Aggiungendo che riguardo alla pirateria “…il governo sta facendo molto e presto riuscirà a debellarla”. Ma la realtà è ben diversa. Stando ai dati dell’IFPI (International Federation of the Phonographic Industry), il tasso della pirateria di Cd in Cina arriva all’80% (124 milioni di unità legalmente vendute rispetto alle 460 milioni taroccate del 2004).
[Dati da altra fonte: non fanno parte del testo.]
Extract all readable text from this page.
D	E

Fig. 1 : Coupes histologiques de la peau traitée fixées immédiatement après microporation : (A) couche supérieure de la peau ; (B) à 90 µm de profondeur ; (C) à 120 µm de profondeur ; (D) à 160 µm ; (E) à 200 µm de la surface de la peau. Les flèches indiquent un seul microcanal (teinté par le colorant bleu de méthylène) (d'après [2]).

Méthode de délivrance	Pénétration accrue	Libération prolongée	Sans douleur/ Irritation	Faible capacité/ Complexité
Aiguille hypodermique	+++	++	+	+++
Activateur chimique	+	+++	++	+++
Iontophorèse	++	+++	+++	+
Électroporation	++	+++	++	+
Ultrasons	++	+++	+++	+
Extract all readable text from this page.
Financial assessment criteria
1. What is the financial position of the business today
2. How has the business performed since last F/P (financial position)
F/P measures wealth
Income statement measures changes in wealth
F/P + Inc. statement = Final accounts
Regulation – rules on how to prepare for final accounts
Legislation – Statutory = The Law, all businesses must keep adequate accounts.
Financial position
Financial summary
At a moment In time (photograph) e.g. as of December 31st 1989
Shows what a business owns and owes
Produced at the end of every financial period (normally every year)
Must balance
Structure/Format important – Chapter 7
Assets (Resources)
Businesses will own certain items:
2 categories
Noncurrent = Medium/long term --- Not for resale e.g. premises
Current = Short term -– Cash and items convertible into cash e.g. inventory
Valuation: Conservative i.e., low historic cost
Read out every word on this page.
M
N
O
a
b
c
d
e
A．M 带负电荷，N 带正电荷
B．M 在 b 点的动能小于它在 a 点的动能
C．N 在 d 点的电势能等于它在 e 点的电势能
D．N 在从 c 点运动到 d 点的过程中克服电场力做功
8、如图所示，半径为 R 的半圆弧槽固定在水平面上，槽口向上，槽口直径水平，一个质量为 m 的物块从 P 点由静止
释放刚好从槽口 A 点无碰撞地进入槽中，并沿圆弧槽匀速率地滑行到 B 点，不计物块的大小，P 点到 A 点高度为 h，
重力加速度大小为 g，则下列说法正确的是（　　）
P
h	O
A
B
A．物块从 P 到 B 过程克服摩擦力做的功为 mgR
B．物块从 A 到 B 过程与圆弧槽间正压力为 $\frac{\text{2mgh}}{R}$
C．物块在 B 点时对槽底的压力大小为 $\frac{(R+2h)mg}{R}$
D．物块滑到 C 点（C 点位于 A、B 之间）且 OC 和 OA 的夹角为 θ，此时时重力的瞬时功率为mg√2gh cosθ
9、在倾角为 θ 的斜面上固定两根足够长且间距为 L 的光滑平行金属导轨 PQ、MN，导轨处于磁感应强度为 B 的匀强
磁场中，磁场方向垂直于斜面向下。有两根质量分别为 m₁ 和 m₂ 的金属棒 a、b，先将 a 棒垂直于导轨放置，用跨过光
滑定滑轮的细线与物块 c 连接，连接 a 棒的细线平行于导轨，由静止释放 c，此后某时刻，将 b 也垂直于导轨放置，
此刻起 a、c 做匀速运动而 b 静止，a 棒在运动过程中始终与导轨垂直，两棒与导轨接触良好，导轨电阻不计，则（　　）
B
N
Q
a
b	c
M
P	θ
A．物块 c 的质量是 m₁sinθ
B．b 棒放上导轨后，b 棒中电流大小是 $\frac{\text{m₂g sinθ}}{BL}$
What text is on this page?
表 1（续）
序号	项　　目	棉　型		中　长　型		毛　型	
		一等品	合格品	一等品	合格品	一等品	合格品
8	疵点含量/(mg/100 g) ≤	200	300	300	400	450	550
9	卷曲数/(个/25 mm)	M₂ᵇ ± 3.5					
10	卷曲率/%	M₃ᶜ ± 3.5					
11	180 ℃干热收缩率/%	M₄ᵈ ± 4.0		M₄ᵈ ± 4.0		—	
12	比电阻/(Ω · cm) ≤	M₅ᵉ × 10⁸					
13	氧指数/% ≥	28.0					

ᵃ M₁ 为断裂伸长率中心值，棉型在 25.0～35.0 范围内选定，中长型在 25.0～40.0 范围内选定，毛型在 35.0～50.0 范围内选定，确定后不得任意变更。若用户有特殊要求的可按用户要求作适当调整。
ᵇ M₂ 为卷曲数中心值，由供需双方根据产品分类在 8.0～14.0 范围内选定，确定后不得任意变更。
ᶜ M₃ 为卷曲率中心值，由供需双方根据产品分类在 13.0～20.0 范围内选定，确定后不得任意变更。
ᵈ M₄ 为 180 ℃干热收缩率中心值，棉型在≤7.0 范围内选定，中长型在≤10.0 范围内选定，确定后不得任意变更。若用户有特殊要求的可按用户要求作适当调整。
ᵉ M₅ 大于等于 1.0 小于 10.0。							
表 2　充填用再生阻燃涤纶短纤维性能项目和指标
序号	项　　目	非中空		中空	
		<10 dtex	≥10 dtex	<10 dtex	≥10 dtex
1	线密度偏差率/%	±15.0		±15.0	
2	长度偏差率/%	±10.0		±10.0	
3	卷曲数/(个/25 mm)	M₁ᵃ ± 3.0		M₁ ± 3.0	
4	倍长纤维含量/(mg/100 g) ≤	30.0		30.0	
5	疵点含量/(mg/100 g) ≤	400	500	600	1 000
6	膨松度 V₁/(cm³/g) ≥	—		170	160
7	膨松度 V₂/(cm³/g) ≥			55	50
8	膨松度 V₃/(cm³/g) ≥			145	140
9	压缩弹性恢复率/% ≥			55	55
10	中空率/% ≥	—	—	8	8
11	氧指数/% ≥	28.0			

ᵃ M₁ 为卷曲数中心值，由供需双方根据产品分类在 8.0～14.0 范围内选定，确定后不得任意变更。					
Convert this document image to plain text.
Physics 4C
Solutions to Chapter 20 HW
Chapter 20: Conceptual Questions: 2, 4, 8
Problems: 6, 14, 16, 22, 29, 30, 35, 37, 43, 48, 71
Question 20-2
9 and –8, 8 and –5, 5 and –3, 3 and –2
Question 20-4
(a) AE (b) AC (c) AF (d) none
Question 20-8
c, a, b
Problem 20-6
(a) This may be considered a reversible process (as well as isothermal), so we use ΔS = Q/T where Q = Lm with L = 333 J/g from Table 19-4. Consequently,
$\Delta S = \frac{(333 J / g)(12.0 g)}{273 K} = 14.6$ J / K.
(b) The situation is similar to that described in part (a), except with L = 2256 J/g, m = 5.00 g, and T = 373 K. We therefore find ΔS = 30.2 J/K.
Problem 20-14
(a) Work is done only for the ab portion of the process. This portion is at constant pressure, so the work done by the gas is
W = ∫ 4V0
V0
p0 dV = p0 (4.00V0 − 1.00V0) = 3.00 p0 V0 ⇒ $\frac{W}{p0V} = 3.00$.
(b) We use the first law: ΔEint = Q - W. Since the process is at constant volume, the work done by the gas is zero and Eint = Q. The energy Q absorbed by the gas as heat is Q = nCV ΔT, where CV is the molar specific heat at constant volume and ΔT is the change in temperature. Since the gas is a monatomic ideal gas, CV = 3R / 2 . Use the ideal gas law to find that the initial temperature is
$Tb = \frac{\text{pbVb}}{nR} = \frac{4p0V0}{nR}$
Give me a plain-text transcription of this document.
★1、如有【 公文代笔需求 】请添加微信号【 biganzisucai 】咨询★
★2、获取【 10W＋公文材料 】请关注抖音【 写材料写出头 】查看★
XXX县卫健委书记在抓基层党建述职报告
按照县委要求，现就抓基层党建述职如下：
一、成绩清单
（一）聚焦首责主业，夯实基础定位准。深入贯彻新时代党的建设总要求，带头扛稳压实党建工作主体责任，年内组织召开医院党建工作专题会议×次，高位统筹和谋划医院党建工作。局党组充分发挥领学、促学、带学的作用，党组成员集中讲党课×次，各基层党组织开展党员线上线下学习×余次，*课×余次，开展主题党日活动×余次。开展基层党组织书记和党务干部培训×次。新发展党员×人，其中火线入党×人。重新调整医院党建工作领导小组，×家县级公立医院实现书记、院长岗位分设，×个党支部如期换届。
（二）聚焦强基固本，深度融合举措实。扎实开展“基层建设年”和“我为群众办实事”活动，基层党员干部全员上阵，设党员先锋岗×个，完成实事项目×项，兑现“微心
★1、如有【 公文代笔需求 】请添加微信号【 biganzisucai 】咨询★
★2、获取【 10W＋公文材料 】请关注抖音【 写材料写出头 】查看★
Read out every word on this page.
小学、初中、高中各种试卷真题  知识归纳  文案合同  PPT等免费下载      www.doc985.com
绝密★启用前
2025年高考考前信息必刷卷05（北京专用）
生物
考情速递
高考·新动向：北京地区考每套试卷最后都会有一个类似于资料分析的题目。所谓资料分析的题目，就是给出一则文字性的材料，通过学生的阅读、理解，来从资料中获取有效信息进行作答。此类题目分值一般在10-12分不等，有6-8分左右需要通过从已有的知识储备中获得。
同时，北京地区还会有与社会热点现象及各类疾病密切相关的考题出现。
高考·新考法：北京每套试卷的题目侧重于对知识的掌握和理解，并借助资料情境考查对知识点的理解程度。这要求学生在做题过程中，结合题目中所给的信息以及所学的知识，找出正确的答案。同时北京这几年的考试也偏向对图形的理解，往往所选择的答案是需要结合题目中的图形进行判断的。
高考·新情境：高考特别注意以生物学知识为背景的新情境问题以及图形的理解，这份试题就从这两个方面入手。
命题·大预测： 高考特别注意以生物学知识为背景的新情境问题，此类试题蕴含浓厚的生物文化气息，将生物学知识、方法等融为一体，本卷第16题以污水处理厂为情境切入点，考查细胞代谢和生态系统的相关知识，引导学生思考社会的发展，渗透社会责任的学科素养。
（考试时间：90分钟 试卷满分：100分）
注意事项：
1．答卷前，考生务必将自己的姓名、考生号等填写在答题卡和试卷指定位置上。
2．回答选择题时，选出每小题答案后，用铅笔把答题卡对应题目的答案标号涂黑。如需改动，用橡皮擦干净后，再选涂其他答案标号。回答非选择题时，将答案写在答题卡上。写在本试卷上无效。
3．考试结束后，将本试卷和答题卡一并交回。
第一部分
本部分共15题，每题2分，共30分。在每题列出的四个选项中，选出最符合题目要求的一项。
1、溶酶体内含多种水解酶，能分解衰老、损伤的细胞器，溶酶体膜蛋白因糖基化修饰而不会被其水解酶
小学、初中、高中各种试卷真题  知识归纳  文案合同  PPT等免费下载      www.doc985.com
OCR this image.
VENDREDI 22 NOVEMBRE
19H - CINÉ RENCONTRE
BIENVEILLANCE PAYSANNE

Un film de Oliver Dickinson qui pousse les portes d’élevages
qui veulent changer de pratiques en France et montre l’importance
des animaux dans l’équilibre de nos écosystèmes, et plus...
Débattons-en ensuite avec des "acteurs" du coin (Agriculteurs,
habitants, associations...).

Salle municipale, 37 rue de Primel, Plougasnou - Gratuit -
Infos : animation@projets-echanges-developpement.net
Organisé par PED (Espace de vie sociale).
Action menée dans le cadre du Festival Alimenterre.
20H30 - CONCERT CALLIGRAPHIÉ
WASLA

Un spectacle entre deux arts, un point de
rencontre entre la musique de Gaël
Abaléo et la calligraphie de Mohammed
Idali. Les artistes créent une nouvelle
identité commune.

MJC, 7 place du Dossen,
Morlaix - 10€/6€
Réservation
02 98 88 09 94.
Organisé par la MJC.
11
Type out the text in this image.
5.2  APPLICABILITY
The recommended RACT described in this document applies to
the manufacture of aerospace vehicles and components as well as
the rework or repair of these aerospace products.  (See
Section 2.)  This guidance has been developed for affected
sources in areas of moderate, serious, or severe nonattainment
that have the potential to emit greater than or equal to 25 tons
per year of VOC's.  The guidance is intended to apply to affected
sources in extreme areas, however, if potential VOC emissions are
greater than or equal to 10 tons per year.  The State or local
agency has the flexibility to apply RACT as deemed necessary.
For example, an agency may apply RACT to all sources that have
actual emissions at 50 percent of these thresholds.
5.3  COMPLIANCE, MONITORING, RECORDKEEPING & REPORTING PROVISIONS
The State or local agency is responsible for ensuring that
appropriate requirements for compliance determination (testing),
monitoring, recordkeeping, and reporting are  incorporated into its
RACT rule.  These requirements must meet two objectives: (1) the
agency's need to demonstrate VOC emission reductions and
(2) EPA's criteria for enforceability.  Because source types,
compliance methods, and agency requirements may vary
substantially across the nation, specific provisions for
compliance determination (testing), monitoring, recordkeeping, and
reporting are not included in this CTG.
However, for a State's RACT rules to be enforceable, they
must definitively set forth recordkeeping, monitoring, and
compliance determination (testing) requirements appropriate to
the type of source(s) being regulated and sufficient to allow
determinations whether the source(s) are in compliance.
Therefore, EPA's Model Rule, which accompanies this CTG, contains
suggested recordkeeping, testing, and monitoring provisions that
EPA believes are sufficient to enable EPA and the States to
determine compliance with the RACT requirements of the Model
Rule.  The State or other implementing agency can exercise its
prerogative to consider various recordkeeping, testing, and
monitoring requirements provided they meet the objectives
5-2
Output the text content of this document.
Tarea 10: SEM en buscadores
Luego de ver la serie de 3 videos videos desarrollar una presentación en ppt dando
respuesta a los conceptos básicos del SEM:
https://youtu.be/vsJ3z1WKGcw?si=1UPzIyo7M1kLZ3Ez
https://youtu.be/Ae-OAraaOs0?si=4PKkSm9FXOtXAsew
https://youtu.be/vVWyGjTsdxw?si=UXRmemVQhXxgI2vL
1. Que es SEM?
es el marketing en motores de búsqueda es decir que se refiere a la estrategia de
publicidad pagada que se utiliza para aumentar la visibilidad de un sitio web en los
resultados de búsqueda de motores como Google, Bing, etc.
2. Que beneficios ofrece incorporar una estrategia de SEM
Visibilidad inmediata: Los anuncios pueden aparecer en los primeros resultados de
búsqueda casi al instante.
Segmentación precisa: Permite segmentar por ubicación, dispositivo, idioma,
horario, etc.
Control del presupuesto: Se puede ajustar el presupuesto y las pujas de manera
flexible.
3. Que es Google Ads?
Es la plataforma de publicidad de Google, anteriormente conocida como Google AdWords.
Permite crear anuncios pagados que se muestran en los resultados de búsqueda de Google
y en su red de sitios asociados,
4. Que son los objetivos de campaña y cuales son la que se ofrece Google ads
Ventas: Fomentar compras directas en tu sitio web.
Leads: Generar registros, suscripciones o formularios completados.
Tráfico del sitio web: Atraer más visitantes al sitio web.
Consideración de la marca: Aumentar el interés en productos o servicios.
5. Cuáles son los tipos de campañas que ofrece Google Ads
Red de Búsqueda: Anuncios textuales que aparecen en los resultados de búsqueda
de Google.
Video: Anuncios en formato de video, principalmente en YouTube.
Anche se l’IFPI sottolinea che il numero delle linee internet a banda larga è cresciuto tanto da raggiungere gli Stati Uniti, resta il grave problema della pirateria online che si attesta al 99%. L’industria discografica è tra l’altro in guerra con il motore di ricerca Baidu e con Yahoo China, considerati colpevoli di proporre link a siti pirata. Altra caratteristica, la difficoltà ad avere rapporti con un’economia ancora fortemente comunista, anche se Zhang ha tenuto a spiegare che “…in passato tutte le compagnie appartenevano alla Stato, ma ormai alcune sono jointventure con aziende private”.

Un modo soft per dire...

Philip Qu di TransAsia Lawyers ha dichiarato che “una cattiva comprensione della tradizione politica e culturale cinese potrebbe seriamente nuocere alla strategia commerciale degli investitori stranieri”. Un modo soft per dire che la burocrazia potrebbe disorientare gli occidentali? Ultima nota dolente, la censura. Secondo Li Xiaoping, della società CRC Jianian, le parole delle canzoni che arrivano in Cina devono prima essere approvate dal governo Zhang ha spiegato che questo avviene per evitare “un impatto negativo che potrebbe comportare problemi sociali”. Noi questa la chiamiamo censura!